Big stream processing frameworks such as Apache Flink [1,2] provide rich APIs to build real-time data analytics applications. Theoretically, unbounded streams of data flow into the system and results are calculated. To tackle the unbounded nature, streams are divided into chunks by means of window operators. A window can be seen as a way to take a snapshot of the stream and apply a user-defined logic on its contents.
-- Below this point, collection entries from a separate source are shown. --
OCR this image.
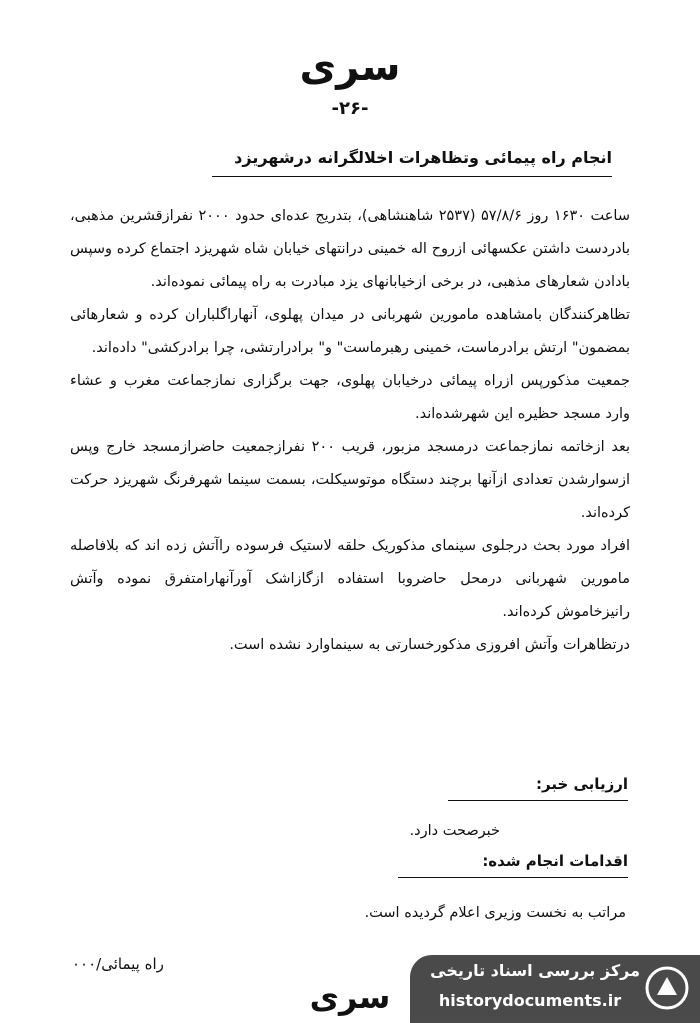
سری
-۲۶-
انجام راه پیمائی وتظاهرات اخلالگرانه درشهریزد

ساعت ۱۶۳۰ روز ۵۷/۸/۶ (۲۵۳۷ شاهنشاهی)، بتدریج عده‌ای حدود ۲۰۰۰ نفرازقشرین مذهبی، بادردست داشتن عکسهائی ازروح اله خمینی درانتهای خیابان شاه شهریزد اجتماع کرده وسپس بادادن شعارهای مذهبی، در برخی ازخیابانهای یزد مبادرت به راه پیمائی نموده‌اند.

تظاهرکنندگان بامشاهده مامورین شهربانی در میدان پهلوی، آنهاراگلباران کرده و شعارهائی بمضمون" ارتش برادرماست، خمینی رهبرماست" و" برادرارتشی، چرا برادرکشی" داده‌اند.

جمعیت مذکورپس ازراه پیمائی درخیابان پهلوی، جهت برگزاری نمازجماعت مغرب و عشاء وارد مسجد حظیره این شهرشده‌اند.

بعد ازخاتمه نمازجماعت درمسجد مزبور، قریب ۲۰۰ نفرازجمعیت حاضرازمسجد خارج وپس ازسوارشدن تعدادی ازآنها برچند دستگاه موتوسیکلت، بسمت سینما شهرفرنگ شهریزد حرکت کرده‌اند.

افراد مورد بحث درجلوی سینمای مذکوریک حلقه لاستیک فرسوده راآتش زده اند که بلافاصله مامورین شهربانی درمحل حاضروبا استفاده ازگازاشک آورآنهارامتفرق نموده وآتش رانیزخاموش کرده‌اند.

درتظاهرات وآتش افروزی مذکورخسارتی به سینماوارد نشده است.

ارزیابی خبر:
خبرصحت دارد.
اقدامات انجام شده:
مراتب به نخست وزیری اعلام گردیده است.
راه پیمائی/۰۰۰
سری
مرکز بررسی اسناد تاریخی
historydocuments.ir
Window operators are basically concerned with slicing the continuous stream based on time. Moreover, these time-based windows can be further sub-divided by partitioning them based on a (group) of data items in the stream. The common notions of time supported are processing time and event time. In the former case, the data arriving at the source of a stream processing application are timestamped by the wall-clock time of the streaming engine. In this case, the timestamps are in order. In the latter case, event-time processing, the timestamp is assigned by the data generator and application developer has to provide a means to extract its value from the data. In this case, the control of time progress is outside the control of the engine. Moreover, it is common that data might arrive out-of-order [3]. Out of order means that some events can arrive later than expected with respect to its event time. A common approach to let stream processing engines reason about the progress of event time is low watermarks [4]. A watermark is merely a timestamp. When a watermark is received by an operator. It means that we all data with a timestamp less than received watermark’s value should have been received by the system. Thus, any pending windows whose end timestamp is before the watermark value can be closed and their user-defined logic can be run. The technique of watermarking is supported by Apache Flink.
Currently, watermarks for a specific data source is partition-agnostic. That is, all logical windows, partitioned by a group of elements, have to be processed on the arrival of the next watermark. Considering an IoT applications, we might have several devices that emit data but at different rates. So, it does not make sense to data items from high-rate devices waiting for watermarks that might progress relatively slowly due to low-rate devices. We need to implement a partition-aware watermark processing approach through out all window operators in a Flink job thus, windows using the same partition-key as the watermark can progress independently.
References
[1] Apache Flink: https://flink.apache.org/
[2] Carbone, Paris, et al. "Apache flink: Stream and batch processing in a single engine." Bulletin of the IEEE Computer Society Technical Committee on Data Engineering 36.4 (2015).
[3] Li, Jin, et al. "Out-of-order processing: a new architecture for high-performance stream systems." Proceedings of the VLDB Endowment 1.1 (2008): 274-288.
[4] Akidau, Tyler, et al. "MillWheel: fault-tolerant stream processing at internet scale." Proceedings of the VLDB Endowment 6.11 (2013): 1033-1044.